Police Department Eleventh Precinct
Morgue





Je suis toujours à la morgue, plongé au-dessus du corps mutilé que l'imitateur a abandonné, une grotesque tentative d'usurper mon travail. Le cadavre gît devant moi, et dès que je retire le drap, une bouffée d'air glacé m'envahit, contrastant étrangement avec l'odeur métallique du sang et de la chair abîmée.

Je me penche, le souffle court, pour examiner de plus près l'état catastrophique de la cage thoracique. L'os est broyé de l'intérieur, laissant une série de fractures en éclats qui transpercent les tissus environnants. Des fragments d'os saillants sont enfoncés profondément dans les muscles pectoraux, témoignant d'une force incontrôlée, mais surtout maladroite. Il ne s'agit pas d'une œuvre minutieuse, mais d'une imitation brute, imprécise. Le sang coagule autour des blessures, teintant les muscles déchirés d'une teinte pourpre et brune qui trahit la brutalité du geste.

Je repère des signes d'hémorragies massives, le sang s'étant infiltré dans les cavités thoraciques, imbibant les tissus conjonctifs. Les organes internes, en particulier les poumons, sont compressés, perforés par des fragments osseux, et leur structure est écrasée par la violence de l'impact. L'imitateur a écrasé le thorax, peut-être avec un objet contondant, mais sans maîtriser les points de pression. Les coupures ne sont ni calculées ni élégantes, elles témoignent d'un amateurisme qui me dégoûte presque autant que la vue du cadavre en lui-même.

Je prends une pince et retire délicatement un éclat de côte profondément enfoncé dans le muscle des poumons, la chair encore striée de sang frais. J'observe la trajectoire : il a manqué la précision d'un coup chirurgical, se contentant de frapper aveuglément, dans une rage incontrôlée. La mort a dû être rapide, mais douloureuse, une fin dénuée de tout art et de toute subtilité.
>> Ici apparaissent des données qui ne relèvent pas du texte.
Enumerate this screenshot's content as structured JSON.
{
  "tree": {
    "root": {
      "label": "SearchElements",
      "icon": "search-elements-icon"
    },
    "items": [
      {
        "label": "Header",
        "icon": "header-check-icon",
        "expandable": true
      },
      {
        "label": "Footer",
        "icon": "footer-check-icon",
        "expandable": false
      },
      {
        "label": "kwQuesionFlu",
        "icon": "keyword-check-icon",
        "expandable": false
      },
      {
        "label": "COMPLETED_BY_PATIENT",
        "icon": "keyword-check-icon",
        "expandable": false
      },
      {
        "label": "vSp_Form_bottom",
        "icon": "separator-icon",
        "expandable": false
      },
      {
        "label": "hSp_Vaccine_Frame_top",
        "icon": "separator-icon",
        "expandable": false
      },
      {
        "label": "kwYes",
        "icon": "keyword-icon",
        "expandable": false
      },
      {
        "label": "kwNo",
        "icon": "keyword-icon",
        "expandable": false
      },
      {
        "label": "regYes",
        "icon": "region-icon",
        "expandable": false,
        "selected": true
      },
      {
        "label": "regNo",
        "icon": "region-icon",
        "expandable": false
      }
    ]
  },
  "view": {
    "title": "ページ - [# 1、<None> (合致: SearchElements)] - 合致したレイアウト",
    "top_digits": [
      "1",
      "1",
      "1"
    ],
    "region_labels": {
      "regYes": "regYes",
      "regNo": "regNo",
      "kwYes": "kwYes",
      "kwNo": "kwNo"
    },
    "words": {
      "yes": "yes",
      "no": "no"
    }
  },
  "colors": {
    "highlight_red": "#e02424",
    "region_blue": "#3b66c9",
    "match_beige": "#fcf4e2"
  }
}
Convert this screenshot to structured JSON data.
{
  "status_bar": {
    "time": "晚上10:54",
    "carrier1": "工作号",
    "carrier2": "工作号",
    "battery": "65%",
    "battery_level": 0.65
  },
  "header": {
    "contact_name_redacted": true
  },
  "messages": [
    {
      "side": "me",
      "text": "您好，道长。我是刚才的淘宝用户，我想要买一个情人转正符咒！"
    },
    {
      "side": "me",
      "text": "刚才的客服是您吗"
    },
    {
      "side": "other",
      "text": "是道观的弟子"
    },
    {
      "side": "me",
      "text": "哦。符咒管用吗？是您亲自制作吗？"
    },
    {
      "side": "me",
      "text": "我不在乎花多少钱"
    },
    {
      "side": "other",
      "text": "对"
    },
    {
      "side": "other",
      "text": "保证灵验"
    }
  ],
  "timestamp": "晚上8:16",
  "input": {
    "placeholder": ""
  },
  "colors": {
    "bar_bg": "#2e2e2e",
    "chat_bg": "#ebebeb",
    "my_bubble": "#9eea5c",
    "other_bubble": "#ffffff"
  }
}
Je note chaque détail dans mon carnet d'observations. Les lésions apparaissent à la limite d'un « crush injury » — la cage thoracique s'effondrant sous un poids ou une force exercée sur toute sa largeur. Cependant, les hématomes sous-cutanés montrent une irrégularité dans la pression, probablement un signe que l'imitateur n'a pas su doser ses propres forces, laissant des empreintes presque diffuses. C'est une marque d'amateur, quelqu'un qui cherche à imiter sans comprendre l'essence de l'œuvre.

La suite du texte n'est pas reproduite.